No way — I guess I figured that I’d be reading and writing, but not doing stuff outside. Not farming. But I also hoped that I’d be graduating, and it looks like I am. So that’s good.
What did you learn about yourself in these past four years that surprised you?
I think I'm more creative in some ways than I thought — in terms of writing and viewing the world — and much less creative than I thought in some ways — in studying, for instance, and sleep patterns. I pretty much still need the eight hours.
A peak experience?
While studying abroad in Ghana and Senegal, I had a slew of experiences that were especially momentous. I got to spend some time with great friends and faculty in a place that is amazingly different from here, learning all I could and soaking it all up.
Who helped you get to where you are now?
Professors have given me the right books to read, my friends and I have had all the right conversations, and my family has encouraged me to follow what I think is right.
What would you like to add that we didn’t ask about?
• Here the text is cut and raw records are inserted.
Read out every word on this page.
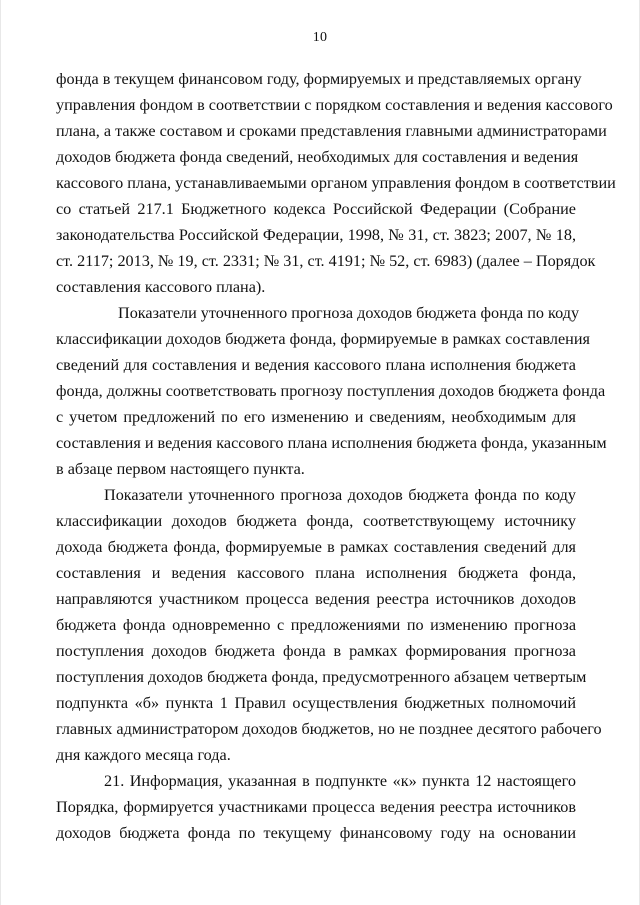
10
фонда в текущем финансовом году, формируемых и представляемых органу
управления фондом в соответствии с порядком составления и ведения кассового
плана, а также составом и сроками представления главными администраторами
доходов бюджета фонда сведений, необходимых для составления и ведения
кассового плана, устанавливаемыми органом управления фондом в соответствии
со статьей 217.1 Бюджетного кодекса Российской Федерации (Собрание
законодательства Российской Федерации, 1998, № 31, ст. 3823; 2007, № 18,
ст. 2117; 2013, № 19, ст. 2331; № 31, ст. 4191; № 52, ст. 6983) (далее – Порядок
составления кассового плана).
Показатели уточненного прогноза доходов бюджета фонда по коду
классификации доходов бюджета фонда, формируемые в рамках составления
сведений для составления и ведения кассового плана исполнения бюджета
фонда, должны соответствовать прогнозу поступления доходов бюджета фонда
с учетом предложений по его изменению и сведениям, необходимым для
составления и ведения кассового плана исполнения бюджета фонда, указанным
в абзаце первом настоящего пункта.
Показатели уточненного прогноза доходов бюджета фонда по коду
классификации доходов бюджета фонда, соответствующему источнику
дохода бюджета фонда, формируемые в рамках составления сведений для
составления и ведения кассового плана исполнения бюджета фонда,
направляются участником процесса ведения реестра источников доходов
бюджета фонда одновременно с предложениями по изменению прогноза
поступления доходов бюджета фонда в рамках формирования прогноза
поступления доходов бюджета фонда, предусмотренного абзацем четвертым
подпункта «б» пункта 1 Правил осуществления бюджетных полномочий
главных администратором доходов бюджетов, но не позднее десятого рабочего
дня каждого месяца года.
21. Информация, указанная в подпункте «к» пункта 12 настоящего
Порядка, формируется участниками процесса ведения реестра источников
доходов бюджета фонда по текущему финансовому году на основании
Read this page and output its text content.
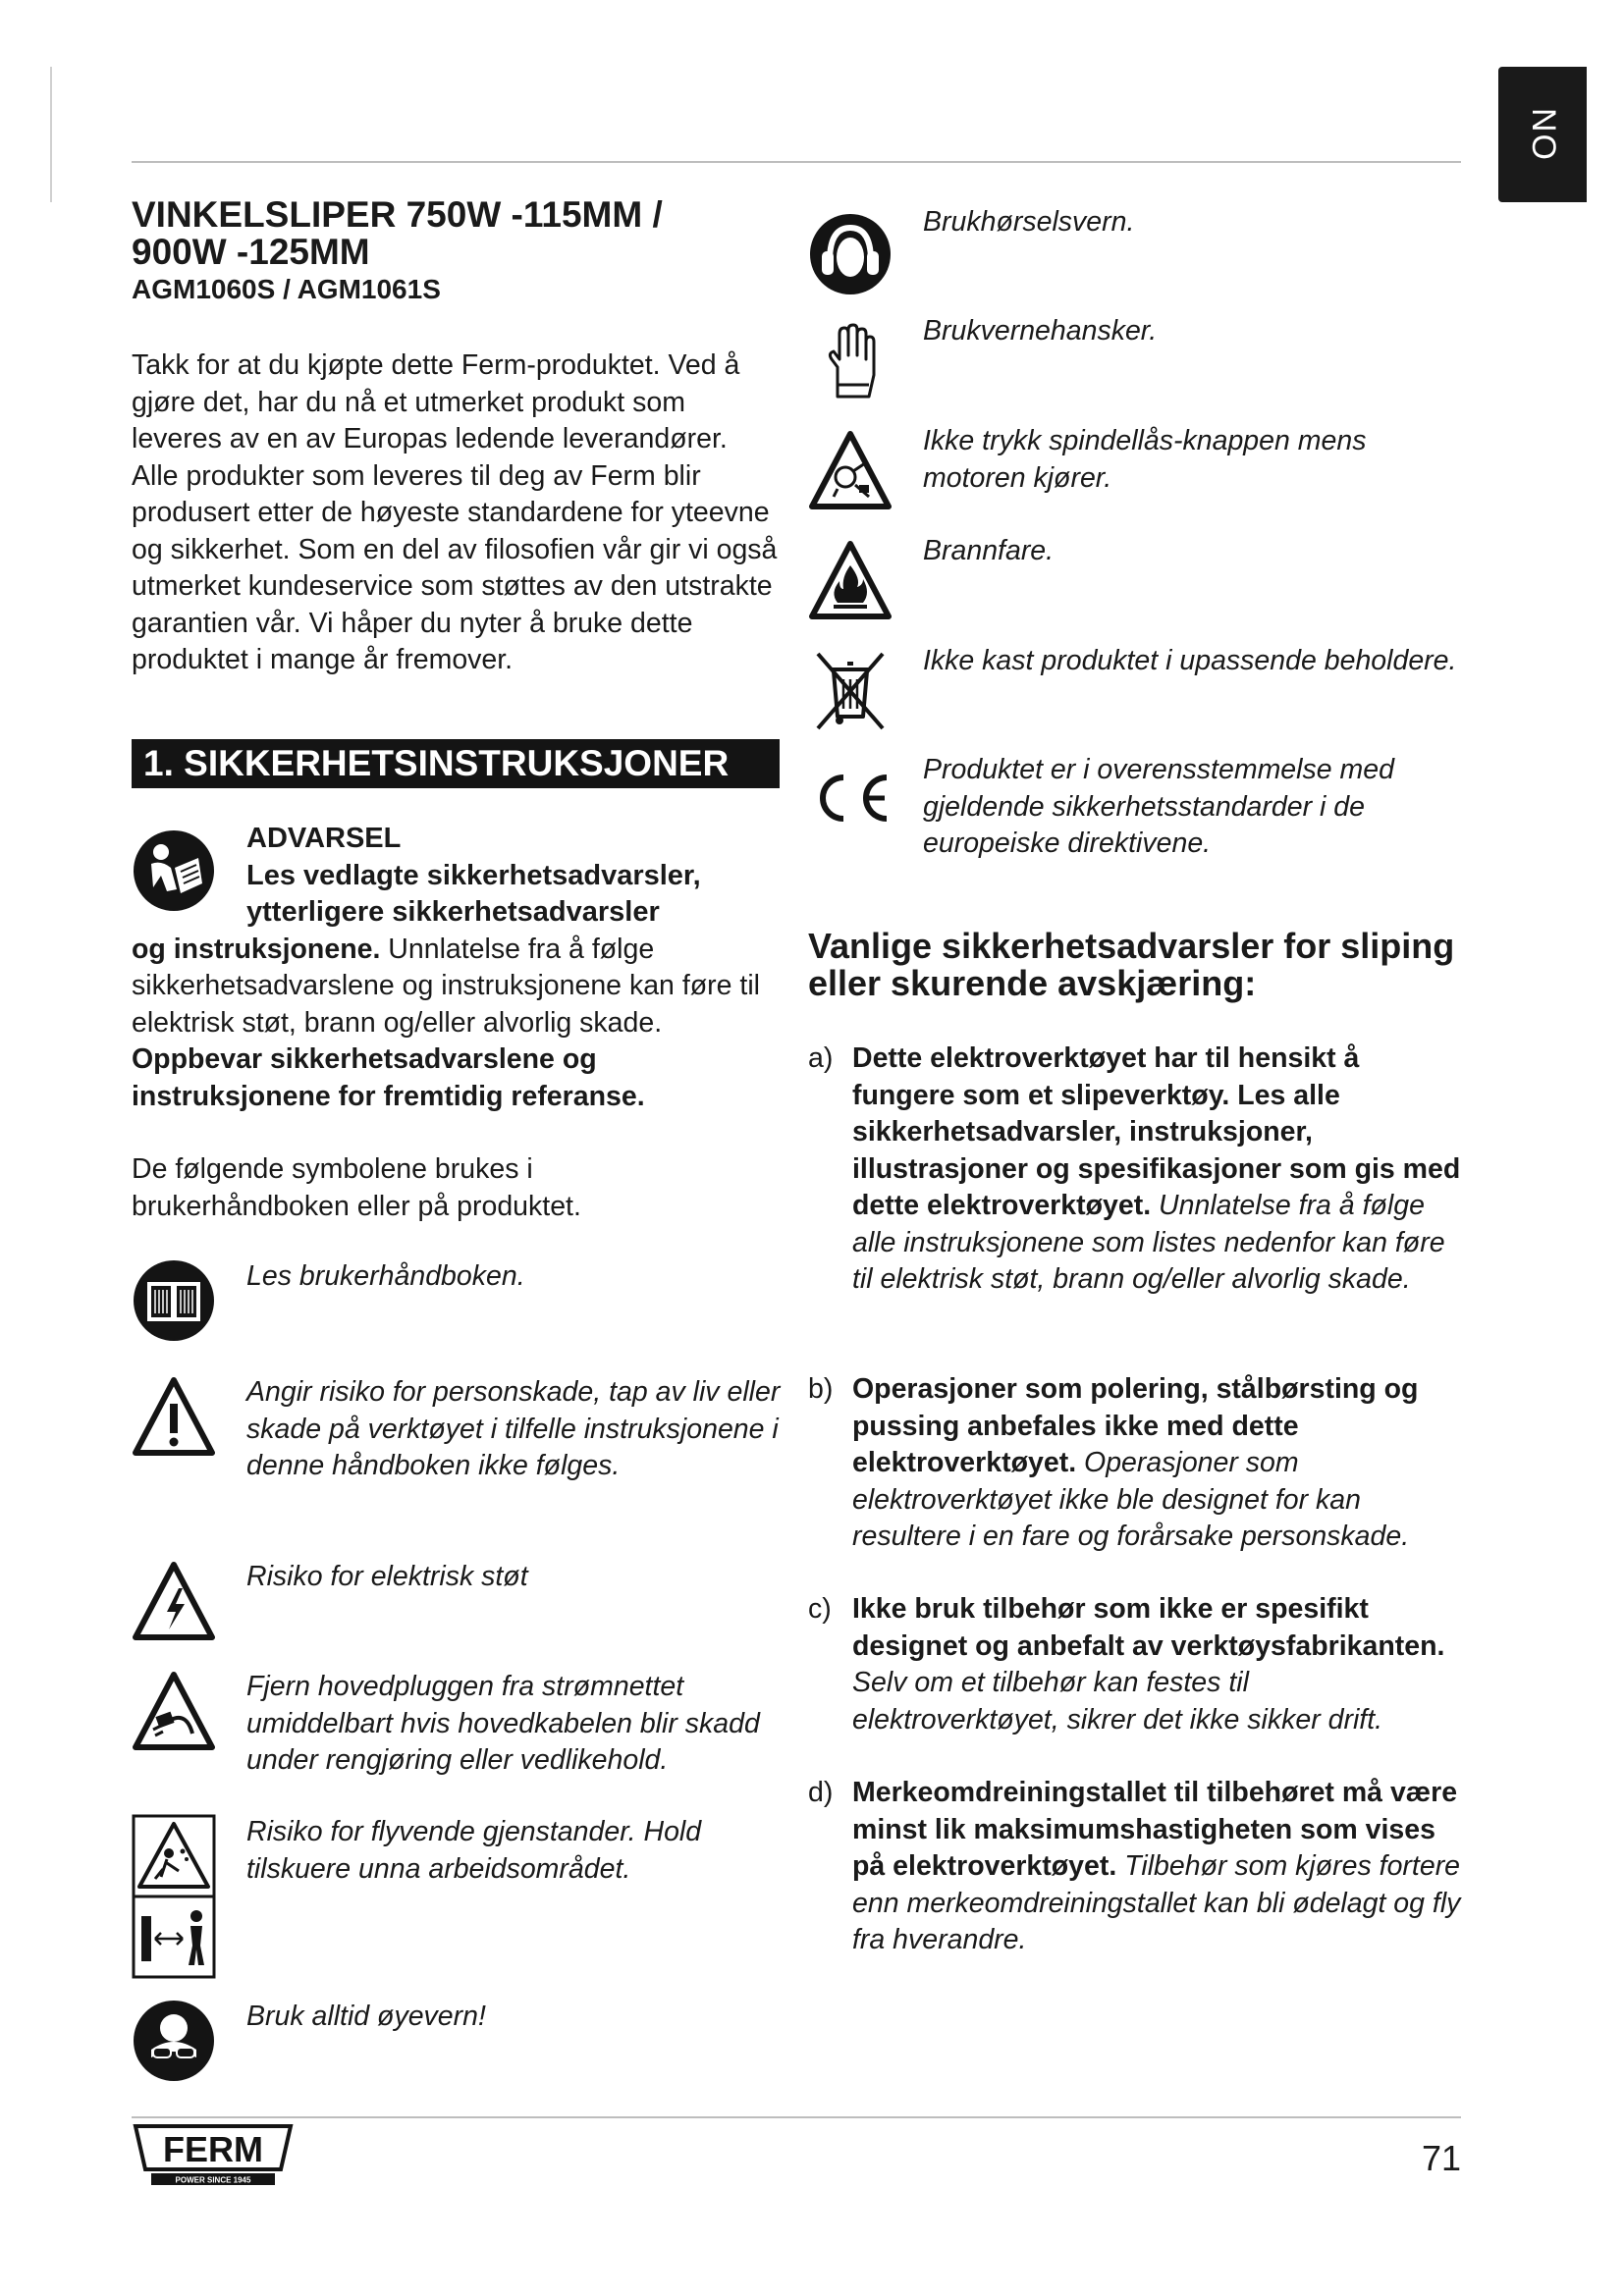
NO
VINKELSLIPER 750W -115MM / 900W -125MM
AGM1060S / AGM1061S
Takk for at du kjøpte dette Ferm-produktet. Ved å gjøre det, har du nå et utmerket produkt som leveres av en av Europas ledende leverandører. Alle produkter som leveres til deg av Ferm blir produsert etter de høyeste standardene for yteevne og sikkerhet. Som en del av filosofien vår gir vi også utmerket kundeservice som støttes av den utstrakte garantien vår. Vi håper du nyter å bruke dette produktet i mange år fremover.
1. SIKKERHETSINSTRUKSJONER
ADVARSEL
Les vedlagte sikkerhetsadvarsler, ytterligere sikkerhetsadvarsler
og instruksjonene. Unnlatelse fra å følge sikkerhetsadvarslene og instruksjonene kan føre til elektrisk støt, brann og/eller alvorlig skade. Oppbevar sikkerhetsadvarslene og instruksjonene for fremtidig referanse.
De følgende symbolene brukes i brukerhåndboken eller på produktet.
Les brukerhåndboken.
Angir risiko for personskade, tap av liv eller skade på verktøyet i tilfelle instruksjonene i denne håndboken ikke følges.
Risiko for elektrisk støt
Fjern hovedpluggen fra strømnettet umiddelbart hvis hovedkabelen blir skadd under rengjøring eller vedlikehold.
Risiko for flyvende gjenstander. Hold tilskuere unna arbeidsområdet.
Bruk alltid øyevern!
Brukhørselsvern.
Brukvernehansker.
Ikke trykk spindellås-knappen mens motoren kjører.
Brannfare.
Ikke kast produktet i upassende beholdere.
Produktet er i overensstemmelse med gjeldende sikkerhetsstandarder i de europeiske direktivene.
Vanlige sikkerhetsadvarsler for sliping eller skurende avskjæring:
a) Dette elektroverktøyet har til hensikt å fungere som et slipeverktøy. Les alle sikkerhetsadvarsler, instruksjoner, illustrasjoner og spesifikasjoner som gis med dette elektroverktøyet. Unnlatelse fra å følge alle instruksjonene som listes nedenfor kan føre til elektrisk støt, brann og/eller alvorlig skade.
b) Operasjoner som polering, stålbørsting og pussing anbefales ikke med dette elektroverktøyet. Operasjoner som elektroverktøyet ikke ble designet for kan resultere i en fare og forårsake personskade.
c) Ikke bruk tilbehør som ikke er spesifikt designet og anbefalt av verktøysfabrikanten. Selv om et tilbehør kan festes til elektroverktøyet, sikrer det ikke sikker drift.
d) Merkeomdreiningstallet til tilbehøret må være minst lik maksimumshastigheten som vises på elektroverktøyet. Tilbehør som kjøres fortere enn merkeomdreiningstallet kan bli ødelagt og fly fra hverandre.
FERM
POWER SINCE 1945
71
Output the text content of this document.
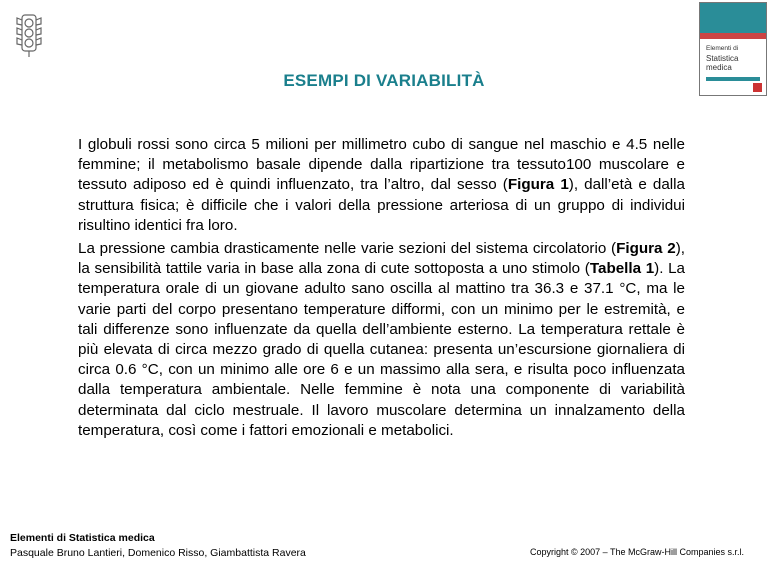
ESEMPI DI VARIABILITÀ
Elementi di
Statistica
medica

I globuli rossi sono circa 5 milioni per millimetro cubo di sangue nel maschio e 4.5 nelle femmine; il metabolismo basale dipende dalla ripartizione tra tessuto100 muscolare e tessuto adiposo ed è quindi influenzato, tra l’altro, dal sesso (Figura 1), dall’età e dalla struttura fisica; è difficile che i valori della pressione arteriosa di un gruppo di individui risultino identici fra loro.

La pressione cambia drasticamente nelle varie sezioni del sistema circolatorio (Figura 2), la sensibilità tattile varia in base alla zona di cute sottoposta a uno stimolo (Tabella 1). La temperatura orale di un giovane adulto sano oscilla al mattino tra 36.3 e 37.1 °C, ma le varie parti del corpo presentano temperature difformi, con un minimo per le estremità, e tali differenze sono influenzate da quella dell’ambiente esterno. La temperatura rettale è più elevata di circa mezzo grado di quella cutanea: presenta un’escursione giornaliera di circa 0.6 °C, con un minimo alle ore 6 e un massimo alla sera, e risulta poco influenzata dalla temperatura ambientale. Nelle femmine è nota una componente di variabilità determinata dal ciclo mestruale. Il lavoro muscolare determina un innalzamento della temperatura, così come i fattori emozionali e metabolici.

Elementi di Statistica medica
Pasquale Bruno Lantieri, Domenico Risso, Giambattista Ravera	Copyright © 2007 – The McGraw-Hill Companies s.r.l.
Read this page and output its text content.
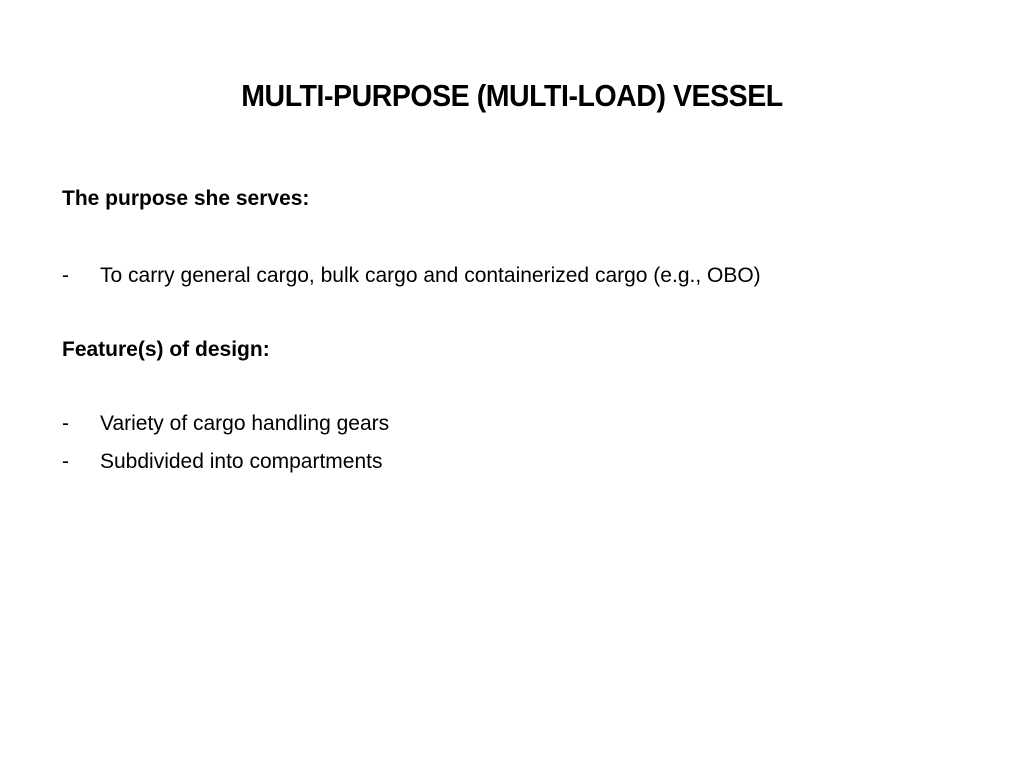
MULTI-PURPOSE (MULTI-LOAD) VESSEL
The purpose she serves:
- To carry general cargo, bulk cargo and containerized cargo (e.g., OBO)
Feature(s) of design:
- Variety of cargo handling gears
- Subdivided into compartments
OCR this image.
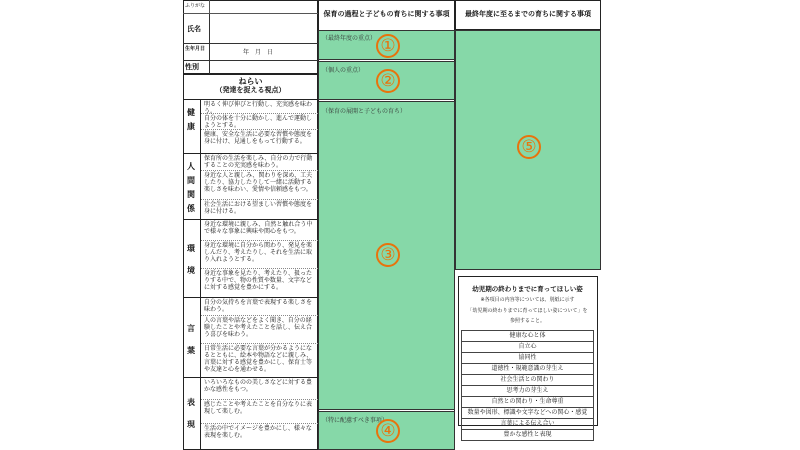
ふりがな
氏名
生年月日	年　月　日
性別
ねらい
（発達を捉える視点）
健康
明るく伸び伸びと行動し、充実感を味わう。
自分の体を十分に動かし、進んで運動しようとする。
健康、安全な生活に必要な習慣や態度を身に付け、見通しをもって行動する。
人間関係
保育所の生活を楽しみ、自分の力で行動することの充実感を味わう。
身近な人と親しみ、関わりを深め、工夫したり、協力したりして一緒に活動する楽しさを味わい、愛情や信頼感をもつ。
社会生活における望ましい習慣や態度を身に付ける。
環境
身近な環境に親しみ、自然と触れ合う中で様々な事象に興味や関心をもつ。
身近な環境に自分から関わり、発見を楽しんだり、考えたりし、それを生活に取り入れようとする。
身近な事象を見たり、考えたり、扱ったりする中で、物の性質や数量、文字などに対する感覚を豊かにする。
言葉
自分の気持ちを言葉で表現する楽しさを味わう。
人の言葉や話などをよく聞き、自分の経験したことや考えたことを話し、伝え合う喜びを味わう。
日常生活に必要な言葉が分かるようになるとともに、絵本や物語などに親しみ、言葉に対する感覚を豊かにし、保育士等や友達と心を通わせる。
表現
いろいろなものの美しさなどに対する豊かな感性をもつ。
感じたことや考えたことを自分なりに表現して楽しむ。
生活の中でイメージを豊かにし、様々な表現を楽しむ。
保育の過程と子どもの育ちに関する事項
（最終年度の重点） ①
（個人の重点） ②
（保育の展開と子どもの育ち）
③
（特に配慮すべき事項）
④
最終年度に至るまでの育ちに関する事項
⑤
幼児期の終わりまでに育ってほしい姿
※各項目の内容等については、別紙に示す
「幼児期の終わりまでに育ってほしい姿について」を
参照すること。
健康な心と体
自立心
協同性
道徳性・規範意識の芽生え
社会生活との関わり
思考力の芽生え
自然との関わり・生命尊重
数量や図形、標識や文字などへの関心・感覚
言葉による伝え合い
豊かな感性と表現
Although this borders on cliché — the learning hasn’t (and shouldn’t have and won’t) stopped outside the classroom. I’m glad that I got off campus a lot, got to know the Quad Cities pretty well, and did some exploring.
Advice for this fall's incoming class (Class of 2016)?
Be curious. Look around. Ask questions. Don't hesitate.
“Instability precedes sure-footedness. My sense — though I may be wrong about this — is that Jaron arrived at Augustana on somewhat wobbly knees. This isn’t a criticism. He was “on to something,” a searcher of the Walker Percy sort, when he entered the Honors program. And to be on to something means to be thrown off balance a little. So it has been fun to watch this young searcher come to himself — like Percy’s characters, and like Dante before them. Jaron has achieved, by considerable effort, some real clarity — and, like all of us, he’s become wobbly in new and interesting ways.”